Entries list variability types standardized against classification schemes used by the International Astronomical Union Commission and reference textbooks by authors such as Ejnar Hertzsprung and Henry Norris Russell. Types include categories represented in the literature: eruptive variables exemplified by objects studied in Messier 1 and Orion Nebula regions, pulsating variables discussed in contexts with Cepheid variables, RR Lyrae variables, Delta Scuti variables, and Mira variables; eclipsing binaries cataloged alongside objects from Algol (Beta Persei) studies and spectroscopic binaries observed at Kitt Peak National Observatory; and cataclysmic variables linked to novae research at Mount Stromlo Observatory and supernova surveys like Supernova Cosmology Project. Photometric bands reference systems from Johnson–Cousins photometric system and 2MASS while spectral types connect to classifications by Morgan–Keenan system. Metadata fields map to identifiers used in General Catalogue of Variable Stars and epochal timing conventions applied in timing campaigns at Arecibo Observatory and Green Bank Observatory.

Access and Tools

Users access the catalog via interfaces that integrate with services provided by AAVSO, NASA Exoplanet Archive, SIMBAD Astronomical Database, and portals utilized by observatories such as Royal Observatory Greenwich and Mount Palomar. Tools include search, cross-match, period analysis, and light curve visualization compatible with software like VStar, IRAF, TOPCAT, Astropy modules, and workflow systems used at CERN and data centers such as Centre de Calcul de l'IN2P3. APIs support automated queries by pipelines in surveys managed by teams at Caltech, Space Telescope Science Institute, Max Planck Institute for Astronomy, and data reduction centers at European Southern Observatory.

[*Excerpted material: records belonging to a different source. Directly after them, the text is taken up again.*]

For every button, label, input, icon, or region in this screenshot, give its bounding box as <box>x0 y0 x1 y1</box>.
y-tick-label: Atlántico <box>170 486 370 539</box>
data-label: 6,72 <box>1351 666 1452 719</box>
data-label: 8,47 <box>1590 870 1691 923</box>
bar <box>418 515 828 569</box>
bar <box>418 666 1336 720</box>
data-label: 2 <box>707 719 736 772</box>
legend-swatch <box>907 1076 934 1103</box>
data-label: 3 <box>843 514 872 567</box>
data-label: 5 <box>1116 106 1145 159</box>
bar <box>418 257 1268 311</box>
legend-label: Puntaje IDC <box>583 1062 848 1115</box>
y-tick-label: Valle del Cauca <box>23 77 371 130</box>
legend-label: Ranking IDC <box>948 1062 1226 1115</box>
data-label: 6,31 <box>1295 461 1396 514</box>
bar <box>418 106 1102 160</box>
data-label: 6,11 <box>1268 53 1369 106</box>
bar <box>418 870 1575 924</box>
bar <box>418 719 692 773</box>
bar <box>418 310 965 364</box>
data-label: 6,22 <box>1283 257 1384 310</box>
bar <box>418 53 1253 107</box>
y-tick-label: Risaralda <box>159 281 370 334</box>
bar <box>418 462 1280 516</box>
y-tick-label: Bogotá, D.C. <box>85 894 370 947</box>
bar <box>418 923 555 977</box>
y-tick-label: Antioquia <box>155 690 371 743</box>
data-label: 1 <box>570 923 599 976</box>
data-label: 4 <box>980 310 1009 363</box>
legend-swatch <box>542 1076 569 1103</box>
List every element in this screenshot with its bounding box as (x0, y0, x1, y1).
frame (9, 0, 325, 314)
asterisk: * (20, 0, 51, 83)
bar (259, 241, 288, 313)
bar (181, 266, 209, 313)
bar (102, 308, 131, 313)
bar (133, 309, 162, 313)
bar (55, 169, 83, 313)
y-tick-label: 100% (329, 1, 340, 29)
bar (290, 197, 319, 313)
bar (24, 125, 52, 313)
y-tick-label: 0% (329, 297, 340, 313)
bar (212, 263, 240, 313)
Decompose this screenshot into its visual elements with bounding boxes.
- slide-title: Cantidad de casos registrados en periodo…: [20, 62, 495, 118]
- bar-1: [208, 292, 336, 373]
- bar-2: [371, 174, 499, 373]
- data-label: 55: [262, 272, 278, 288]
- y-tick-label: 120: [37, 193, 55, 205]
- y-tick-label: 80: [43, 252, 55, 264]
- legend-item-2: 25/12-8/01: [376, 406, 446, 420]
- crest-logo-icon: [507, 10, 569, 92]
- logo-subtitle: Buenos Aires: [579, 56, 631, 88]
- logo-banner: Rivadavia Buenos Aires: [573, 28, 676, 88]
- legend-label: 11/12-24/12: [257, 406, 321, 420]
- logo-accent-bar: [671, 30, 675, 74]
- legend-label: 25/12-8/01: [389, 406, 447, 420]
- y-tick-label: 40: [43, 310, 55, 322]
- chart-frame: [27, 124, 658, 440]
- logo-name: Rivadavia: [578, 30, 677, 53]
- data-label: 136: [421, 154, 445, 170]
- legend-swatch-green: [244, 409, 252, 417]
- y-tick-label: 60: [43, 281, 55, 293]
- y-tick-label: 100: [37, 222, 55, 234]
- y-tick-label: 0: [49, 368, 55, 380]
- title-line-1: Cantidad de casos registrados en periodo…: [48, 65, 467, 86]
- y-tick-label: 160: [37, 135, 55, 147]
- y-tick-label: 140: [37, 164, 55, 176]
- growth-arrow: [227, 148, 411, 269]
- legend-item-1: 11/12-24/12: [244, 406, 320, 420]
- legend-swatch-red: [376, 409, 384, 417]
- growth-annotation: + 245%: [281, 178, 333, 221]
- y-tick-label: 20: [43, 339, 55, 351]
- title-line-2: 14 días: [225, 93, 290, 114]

Contributions and Community

The index is sustained by contributions from amateur observers affiliated with American Association of Variable Star Observers, professional astronomers from institutions like University of Cambridge, Massachusetts Institute of Technology, University of California, Berkeley, University of Oxford, and survey consortia including Pan-STARRS, LSST Science Collaboration, and GALEX. Citizen science platforms such as Zooniverse projects and outreach through museums like the American Museum of Natural History bolster participation. Peer-reviewed publications in journals like The Astrophysical Journal, Monthly Notices of the Royal Astronomical Society, Astronomy & Astrophysics, and conference proceedings of organizations like International Astronomical Union acknowledge VSX-sourced data.

Impact and Applications

The catalog underpins research across stellar astrophysics, distance scale work involving Leavitt Law studies and Hubble Space Telescope calibration, exoplanet transit vetting in missions like Kepler and TESS, and transient follow-up coordinated with networks such as Gamma-ray Burst Coordinates Network. It supports time-domain astronomy programs at facilities including Large Binocular Telescope, Gemini Observatory, SOAR Telescope, and contributes to education and outreach through university observatories like University of Chicago and amateur networks coordinating with International Dark-Sky Association. The index thereby informs discovery pipelines, archival research, and multi-wavelength campaigns involving instruments across agencies such as NASA, ESA, JAXA, and national observatory consortia.